Clinical and epidemiological studies have suggested that smokers tend to have more progressed and metastatic cancer than non-smokers 23
. Further, smokers had enhanced metastasis of breast cancers to the lung 51, 53
. Our findings suggest that nicotine induces changes consistent with EMT is highly relevant in this context. Indeed, earlier studies had suggested that long-term exposure to nicotine could alter the phenotype of epithelial and endothelial cells 12, 28
. We provide the molecular changes that facilitate these morphological changes. Results presented here show that chronic treatment with nicotine resulted in the downregulation of ECM proteins E-cadherin and β-catenin, with concomitant increase of fibronectin and vimentin. Several studies show that the decrease in E-cadherin and β-catenin with a concurrent increase in fibronectin and vimentin levels is one of the hallmarks of EMT in lung cancer cells. Further, clinical studies also report that smoking decreases levels of E-cadherin in lung tumors and might be contributing to resistance to chemotherapeutic agents 33
. It is probable that apart from its pro-invasive activity, nicotine plays a role in promoting EMT via downregulation of ECM proteins.
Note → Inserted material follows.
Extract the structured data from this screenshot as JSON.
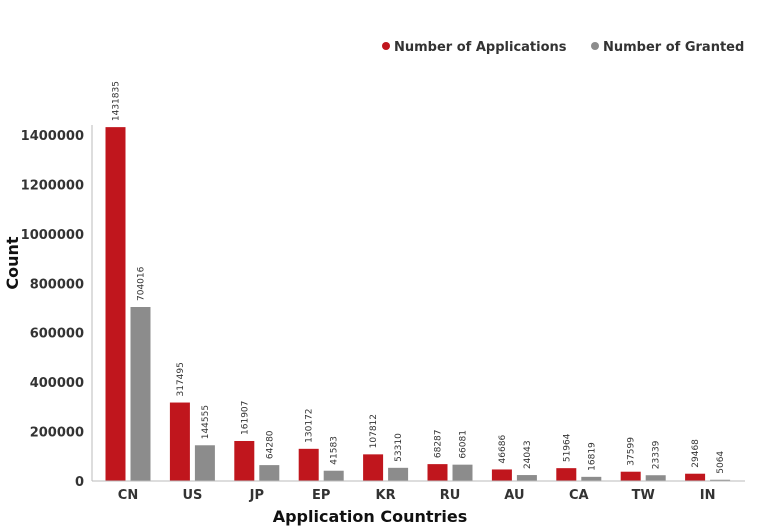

The results presented here suggest that while nicotine is not a carcinogen by itself , it has the potential to promote the growth and progression of tumors. The ability of nicotine to promote proliferation, angiogenesis, adherence-independent growth, and EMT while inhibiting anoikis might be contributing significantly to the growth and metastasis of tumors that are sensitive to nicotinic acetylcholine receptors. Further, these results also show that exposure to nicotine can affect tumors of tissues other than that of the lung. Development of agents that can disrupt the nAChR signaling pathway might prove beneficial in the treatment of such cancers.